Le joli visage de Blanche se colora vivement.

– Si vous pensez qu’Anne est une personne à demi bien élevée, lady Lundie, vous serez seule de votre avis. Mon oncle ne se rangera pas à votre opinion, j’en suis bien sûre.

L’intérêt que prenait sir Patrick au premier quadrille devint presque pénible à voir.

– Dites-moi, ma chère, je vous prie, quand la danse va-t-elle commencer ?

– Le plus tôt sera le mieux, dit lady Lundie. Il faut danser avant que Blanche n’ait trouvé l’occasion d’une nouvelle querelle avec moi, au sujet de miss Sylvestre.

Blanche regarda son oncle.

– Commencez !… commencez !… ne perdez pas de temps ! s’écria l’ardent sir Patrick, en montrant du bout de sa canne le chemin de la maison.

– Certainement, cher oncle ! Tout pour vous être agréable.

Après ce trait lancé en partant à sa belle-mère, Blanche s’éloigna. Arnold, qui avait attendu à distance, en bas des marches, implora sir Patrick du regard.

Le train qu’il devait prendre pour se rendre à la propriété dont il venait d’hériter partait dans moins d’une heure, et il ne s’était pas encore présenté au tuteur de Blanche dans son nouveau caractère de prétendant à la main de sa pupille ! Mais l’indifférence de sir Patrick pour ses devoirs de famille, qu’il s’agît de ceux qu’il aimait ou de ceux qu’il n’aimait pas, restait parfaitement indomptable.

Le baronnet restait là debout, appuyé sur sa canne, chantonnant tout bas un vieil air écossais et, près de lui, restait également lady Lundie, résolue à ne pas le quitter avant d’avoir réussi à lui faire voir l’institutrice comme ses yeux à elle la voyaient, à la lui faire juger, comme sa droite raison la jugeait.
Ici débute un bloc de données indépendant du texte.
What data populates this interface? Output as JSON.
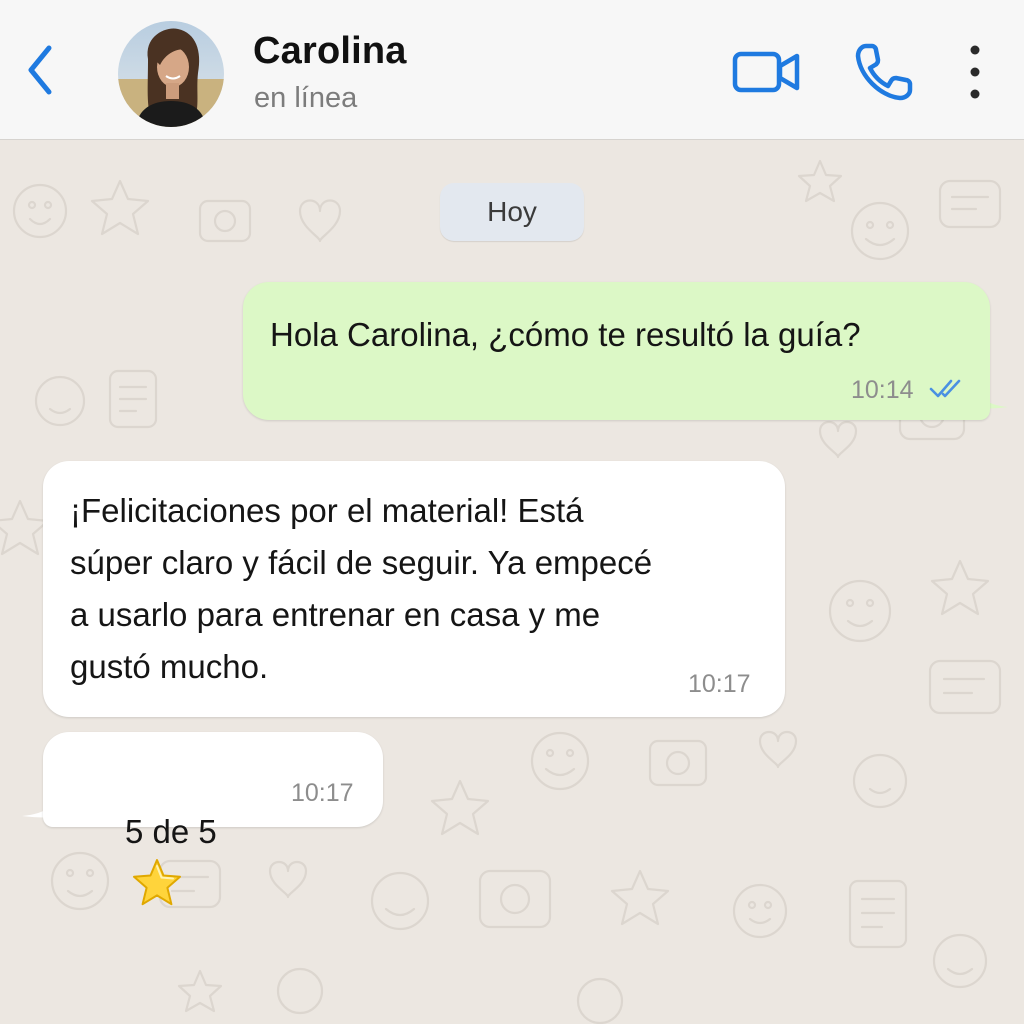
{
  "header": {
    "contact_name": "Carolina",
    "status": "en línea",
    "accent_color": "#1f7ae0",
    "icons": [
      "back-chevron-icon",
      "video-call-icon",
      "phone-call-icon",
      "more-vertical-icon"
    ]
  },
  "chat": {
    "date_label": "Hoy",
    "messages": [
      {
        "direction": "outgoing",
        "text": "Hola Carolina, ¿cómo te resultó la guía?",
        "time": "10:14",
        "status": "read",
        "bubble_color": "#dcf8c6",
        "check_color": "#4a90e2"
      },
      {
        "direction": "incoming",
        "text": "¡Felicitaciones por el material! Está\nsúper claro y fácil de seguir. Ya empecé\na usarlo para entrenar en casa y me\ngustó mucho.",
        "time": "10:17",
        "bubble_color": "#ffffff"
      },
      {
        "direction": "incoming",
        "text": "5 de 5",
        "emoji": "star-emoji-icon",
        "time": "10:17",
        "bubble_color": "#ffffff"
      }
    ]
  }
}
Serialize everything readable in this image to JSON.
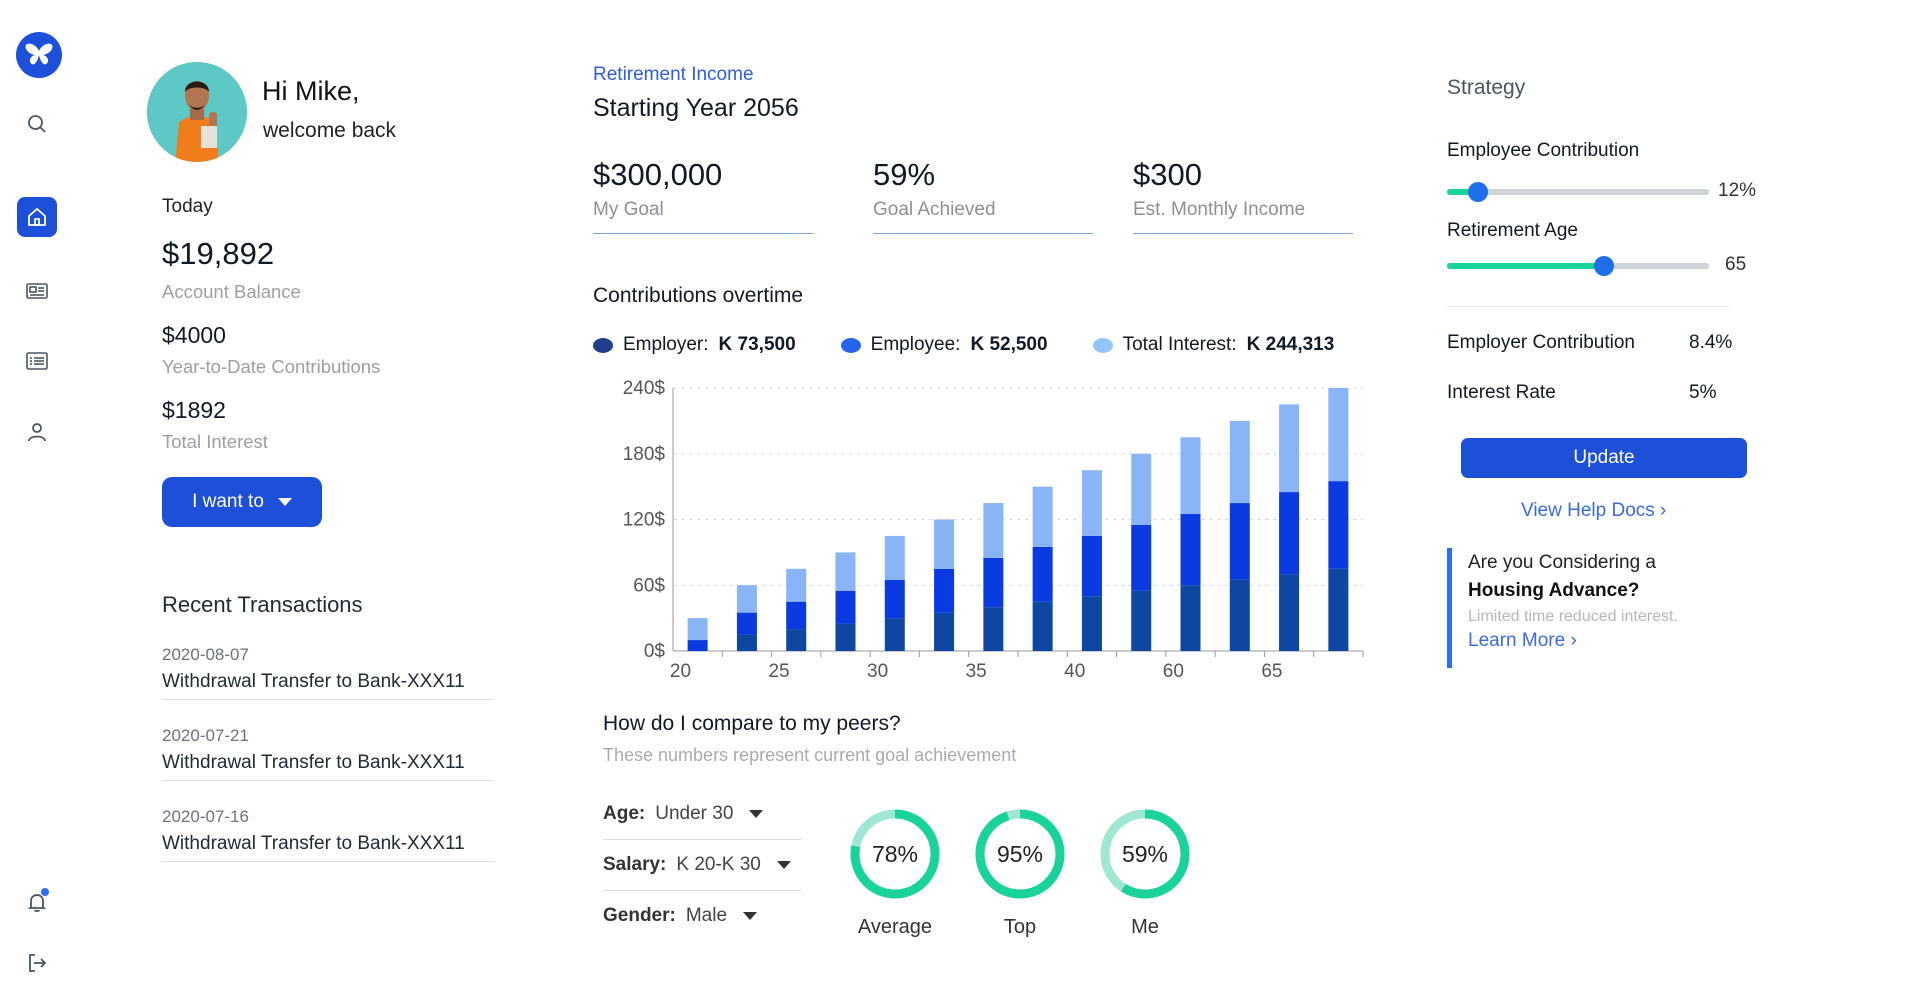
{
  "colors": {
    "primary": "#1e4fd8",
    "employer": "#0d47a1",
    "employee": "#0a3be0",
    "interest": "#89b4f5",
    "teal": "#19d39a",
    "teal_light": "#9fe6d3"
  },
  "sidebar": {
    "items": [
      {
        "name": "search",
        "icon": "search-icon"
      },
      {
        "name": "home",
        "icon": "home-icon",
        "active": true
      },
      {
        "name": "news",
        "icon": "newspaper-icon"
      },
      {
        "name": "list",
        "icon": "list-icon"
      },
      {
        "name": "profile",
        "icon": "user-icon"
      },
      {
        "name": "notifications",
        "icon": "bell-icon"
      },
      {
        "name": "logout",
        "icon": "logout-icon"
      }
    ]
  },
  "profile": {
    "greeting": "Hi Mike,",
    "welcome": "welcome back"
  },
  "summary": {
    "today_label": "Today",
    "account_balance": "$19,892",
    "account_balance_label": "Account Balance",
    "ytd": "$4000",
    "ytd_label": "Year-to-Date Contributions",
    "interest": "$1892",
    "interest_label": "Total Interest",
    "action_label": "I want to"
  },
  "transactions": {
    "title": "Recent Transactions",
    "items": [
      {
        "date": "2020-08-07",
        "desc": "Withdrawal Transfer to Bank-XXX11"
      },
      {
        "date": "2020-07-21",
        "desc": "Withdrawal Transfer to Bank-XXX11"
      },
      {
        "date": "2020-07-16",
        "desc": "Withdrawal Transfer to Bank-XXX11"
      }
    ]
  },
  "retirement": {
    "label": "Retirement Income",
    "year": "Starting Year 2056",
    "kpis": [
      {
        "value": "$300,000",
        "label": "My Goal"
      },
      {
        "value": "59%",
        "label": "Goal Achieved"
      },
      {
        "value": "$300",
        "label": "Est. Monthly Income"
      }
    ]
  },
  "contributions": {
    "title": "Contributions overtime",
    "legend": [
      {
        "label": "Employer:",
        "value": "K 73,500"
      },
      {
        "label": "Employee:",
        "value": "K 52,500"
      },
      {
        "label": "Total Interest:",
        "value": "K 244,313"
      }
    ]
  },
  "chart_data": {
    "type": "bar",
    "stacked": true,
    "x_tick_labels": [
      "20",
      "25",
      "30",
      "35",
      "40",
      "60",
      "65"
    ],
    "y_tick_labels": [
      "0$",
      "60$",
      "120$",
      "180$",
      "240$"
    ],
    "ylim": [
      0,
      240
    ],
    "grid": true,
    "series": [
      {
        "name": "Employer",
        "values": [
          0,
          15,
          20,
          25,
          30,
          35,
          40,
          45,
          50,
          55,
          60,
          65,
          70,
          75
        ]
      },
      {
        "name": "Employee",
        "values": [
          10,
          20,
          25,
          30,
          35,
          40,
          45,
          50,
          55,
          60,
          65,
          70,
          75,
          80
        ]
      },
      {
        "name": "Total Interest",
        "values": [
          20,
          25,
          30,
          35,
          40,
          45,
          50,
          55,
          60,
          65,
          70,
          75,
          80,
          85
        ]
      }
    ]
  },
  "peers": {
    "title": "How do I compare to my peers?",
    "subtitle": "These numbers represent current goal achievement",
    "filters": [
      {
        "key": "Age:",
        "value": "Under 30"
      },
      {
        "key": "Salary:",
        "value": "K 20-K 30"
      },
      {
        "key": "Gender:",
        "value": "Male"
      }
    ],
    "donuts": [
      {
        "pct": "78%",
        "value": 78,
        "label": "Average"
      },
      {
        "pct": "95%",
        "value": 95,
        "label": "Top"
      },
      {
        "pct": "59%",
        "value": 59,
        "label": "Me"
      }
    ]
  },
  "strategy": {
    "title": "Strategy",
    "employee_contribution_label": "Employee Contribution",
    "employee_contribution_value": "12%",
    "employee_contribution_level": 0.12,
    "retirement_age_label": "Retirement Age",
    "retirement_age_value": "65",
    "retirement_age_level": 0.6,
    "employer_contribution_label": "Employer Contribution",
    "employer_contribution_value": "8.4%",
    "interest_rate_label": "Interest Rate",
    "interest_rate_value": "5%",
    "update_label": "Update",
    "help_label": "View Help Docs ›",
    "promo_line1": "Are you Considering a",
    "promo_line2": "Housing Advance?",
    "promo_line3": "Limited time reduced interest.",
    "promo_link": "Learn More ›"
  }
}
Elle revint donc à la charge, en dépit de l’affectation de sir Patrick à continuer sa petite chanson, en dépit de la présence d’Arnold et de son impatience.

Les ennemis de Milady disaient :

– Il n’y a pas à s’étonner que le pauvre sir Thomas soit mort si vite après son mariage !

Malheureusement, nos ennemis ont quelquefois raison.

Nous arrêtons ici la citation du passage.